Building a Knowledge Graph from Wikipedia in Neo4j

Categories in Wikipedia pages
You may have noticed at the bottom of every Wikipedia article a section listing the categories it’s classified under.
If you open the Wikipedia page on the Neo4j, you will find the following list of categories:

page

Categories are organised in multiple overlaping hierarchies
Every Wikipedia article will have at least one category, and categories branch into subcategories forming overlapping trees. It is sometimes possible for a category (and the Wikipedia hierarchy is an example of this) to be a subcategory of more than one parent category, so the hierarchy is effectively a graph.

hierarchy

Approach #1 : Loading a reduced subset through the MediaWiki API

The MediaWiki API
Wikipedia data can be accessed through the MediaWiki action API. It is possible to request for a given category its subcategories or the pages it contains. The API returns results serialized as JSON that we can easily consume with the load.jdbc procedure in the APOC library.
On the right hand side you can see the output of this request returning the subcategories of the 'Databases' category.

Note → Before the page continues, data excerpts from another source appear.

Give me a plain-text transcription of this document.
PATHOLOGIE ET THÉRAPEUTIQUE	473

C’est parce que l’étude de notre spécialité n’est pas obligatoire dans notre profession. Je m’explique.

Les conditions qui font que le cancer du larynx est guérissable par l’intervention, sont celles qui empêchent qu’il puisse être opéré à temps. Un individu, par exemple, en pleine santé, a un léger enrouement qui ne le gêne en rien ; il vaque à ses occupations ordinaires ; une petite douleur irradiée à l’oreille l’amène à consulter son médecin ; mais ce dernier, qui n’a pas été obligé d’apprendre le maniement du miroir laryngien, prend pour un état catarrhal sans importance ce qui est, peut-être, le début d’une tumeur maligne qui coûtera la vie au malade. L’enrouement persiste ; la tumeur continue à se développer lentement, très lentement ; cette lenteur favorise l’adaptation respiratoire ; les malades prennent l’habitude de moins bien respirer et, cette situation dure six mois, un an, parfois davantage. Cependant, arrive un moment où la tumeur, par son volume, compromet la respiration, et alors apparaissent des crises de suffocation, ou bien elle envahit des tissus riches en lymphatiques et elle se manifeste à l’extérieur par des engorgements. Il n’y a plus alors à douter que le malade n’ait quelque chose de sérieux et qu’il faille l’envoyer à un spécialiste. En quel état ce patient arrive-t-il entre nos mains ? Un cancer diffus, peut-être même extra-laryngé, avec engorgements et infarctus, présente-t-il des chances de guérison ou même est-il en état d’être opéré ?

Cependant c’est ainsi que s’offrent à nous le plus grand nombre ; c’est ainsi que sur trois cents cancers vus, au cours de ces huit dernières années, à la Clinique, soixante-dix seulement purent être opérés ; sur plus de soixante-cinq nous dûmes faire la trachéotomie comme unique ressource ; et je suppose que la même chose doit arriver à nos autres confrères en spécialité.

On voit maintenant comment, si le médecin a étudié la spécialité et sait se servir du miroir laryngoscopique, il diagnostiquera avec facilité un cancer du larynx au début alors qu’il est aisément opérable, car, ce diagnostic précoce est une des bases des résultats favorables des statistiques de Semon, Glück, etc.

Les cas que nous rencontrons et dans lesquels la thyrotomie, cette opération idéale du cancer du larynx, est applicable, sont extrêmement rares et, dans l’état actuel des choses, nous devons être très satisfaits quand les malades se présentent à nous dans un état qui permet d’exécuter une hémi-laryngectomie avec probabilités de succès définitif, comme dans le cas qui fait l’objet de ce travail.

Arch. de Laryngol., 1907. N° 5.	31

Prepare the DB and create the root category

CREATE INDEX ON :Category(catId)

CREATE INDEX ON :Category(catName)

CREATE INDEX ON :Page(pageTitle)

CREATE (c:Category:RootCategory {catId: 0, catName: 'Databases', subcatsFetched : false, pagesFetched : false, level: 0 })

json

Approach #1 : Loading a reduced subset incrementally through the MediaWiki API

Loading a three level deep hierarchy of categories

We can load an arbitrarily deep hierarchy of Wikipedia categories by iteratively generating requests to the MediaWiki API starting from the root category.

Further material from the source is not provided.